In 2002, it was estimated that over 10 000 patients with cancer worldwide have received experimental form of antiangiogenic therapy.53 However, the results from these clinical trials have not shown the dramatic antitumor effects that were expected following preclinical studies. This may be because of inadequate trial design in earlier studies.

The main problem in the development of antiangiogenic agents is that multiple angiogenic molecules may be produced by tumors, and tumors at different stages of development may depend on different factors for their blood supply. Therefore, blocking a single angiogenic molecule was expected to have little or no impact on tumor growth.

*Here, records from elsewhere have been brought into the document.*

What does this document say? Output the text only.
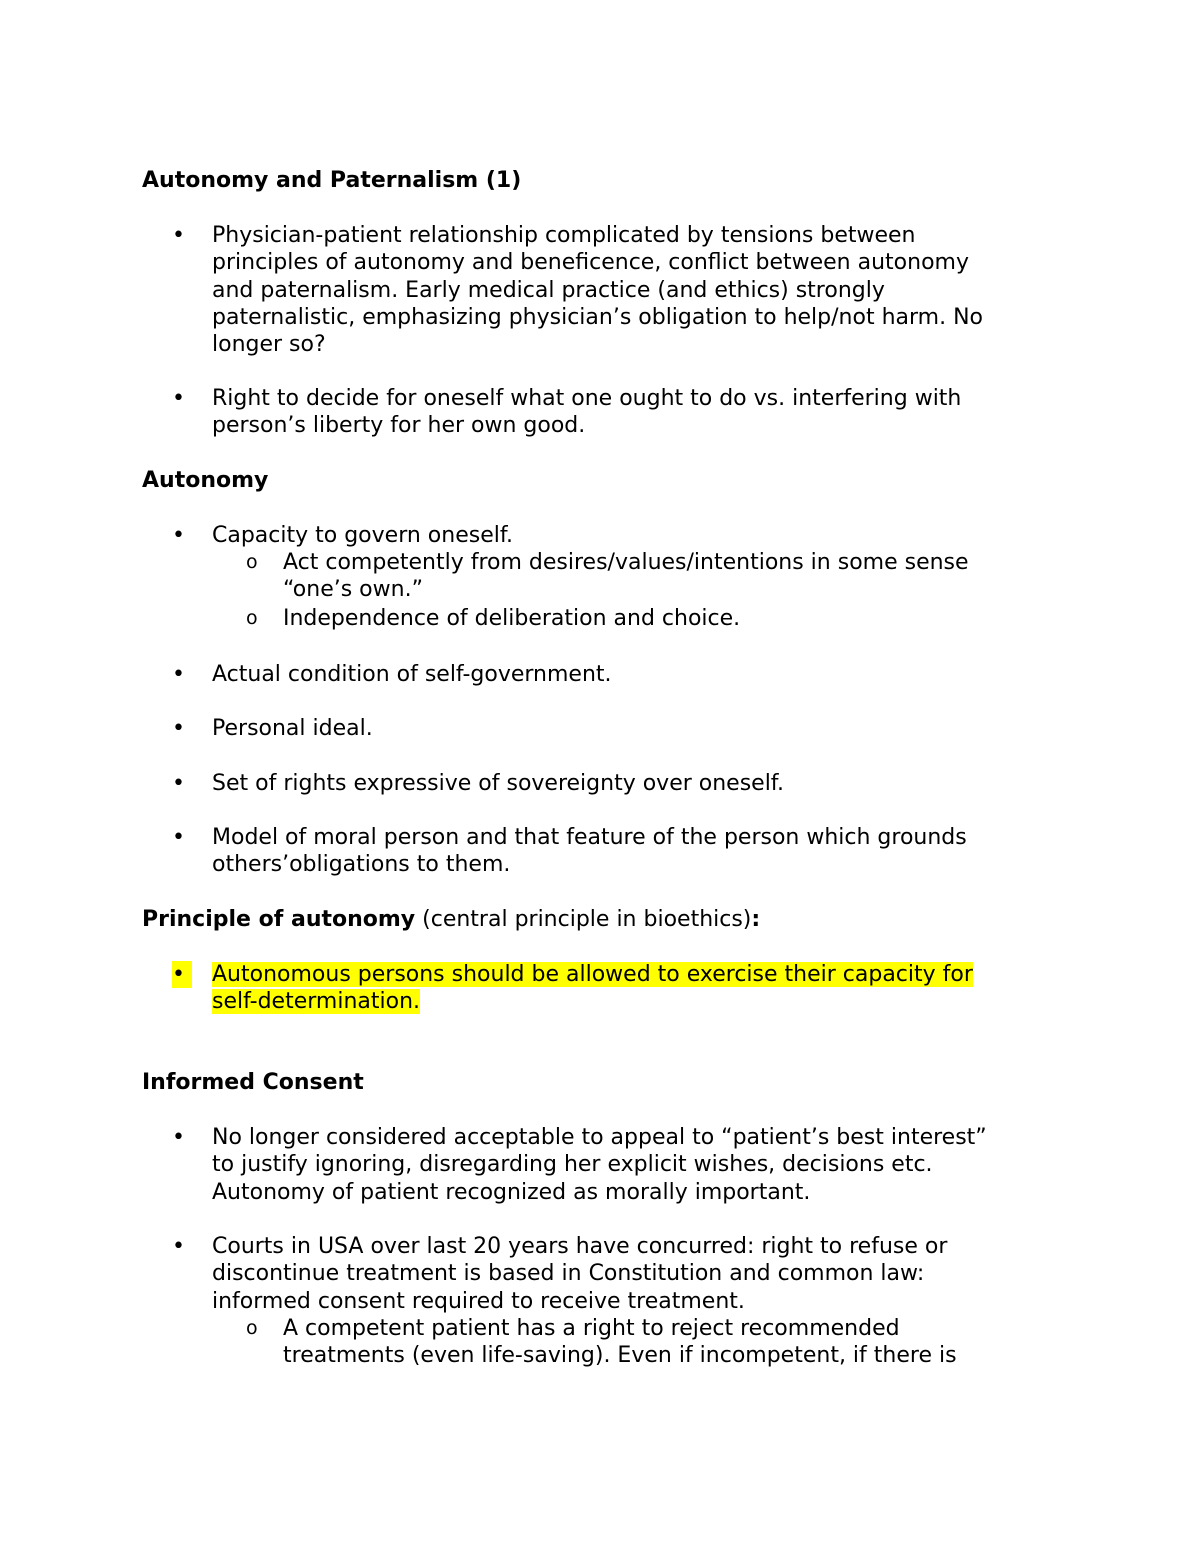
Autonomy and Paternalism (1)
•	Physician-patient relationship complicated by tensions between
principles of autonomy and beneficence, conflict between autonomy
and paternalism. Early medical practice (and ethics) strongly
paternalistic, emphasizing physician’s obligation to help/not harm. No
longer so?
•	Right to decide for oneself what one ought to do vs. interfering with
person’s liberty for her own good.
Autonomy
•	Capacity to govern oneself.
o Act competently from desires/values/intentions in some sense
“one’s own.”
o Independence of deliberation and choice.
•	Actual condition of self-government.
•	Personal ideal.
•	Set of rights expressive of sovereignty over oneself.
•	Model of moral person and that feature of the person which grounds
others’obligations to them.
Principle of autonomy (central principle in bioethics):
•	Autonomous persons should be allowed to exercise their capacity for
self-determination.
Informed Consent
•	No longer considered acceptable to appeal to “patient’s best interest”
to justify ignoring, disregarding her explicit wishes, decisions etc.
Autonomy of patient recognized as morally important.
•	Courts in USA over last 20 years have concurred: right to refuse or
discontinue treatment is based in Constitution and common law:
informed consent required to receive treatment.
o A competent patient has a right to reject recommended
treatments (even life-saving). Even if incompetent, if there is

However, in apparent contrast with this view, experiments with neutralizing antibodies and other inhibitors demonstrated that the blockade of VEGF alone can substantially suppress tumor growth and angiogenesis in several models.

An ideal angiogenesis inhibitor should be orally bioavailable with acceptable short-term and long-term toxicity and have a clinically useful antitumor effect. Moreover, carefully constructed clinical trials with valid end points need to be executed. Finally, cancer genomics and proteomics are likely to identify novel tumor-specific endothelial targets and accelerate drug discovery.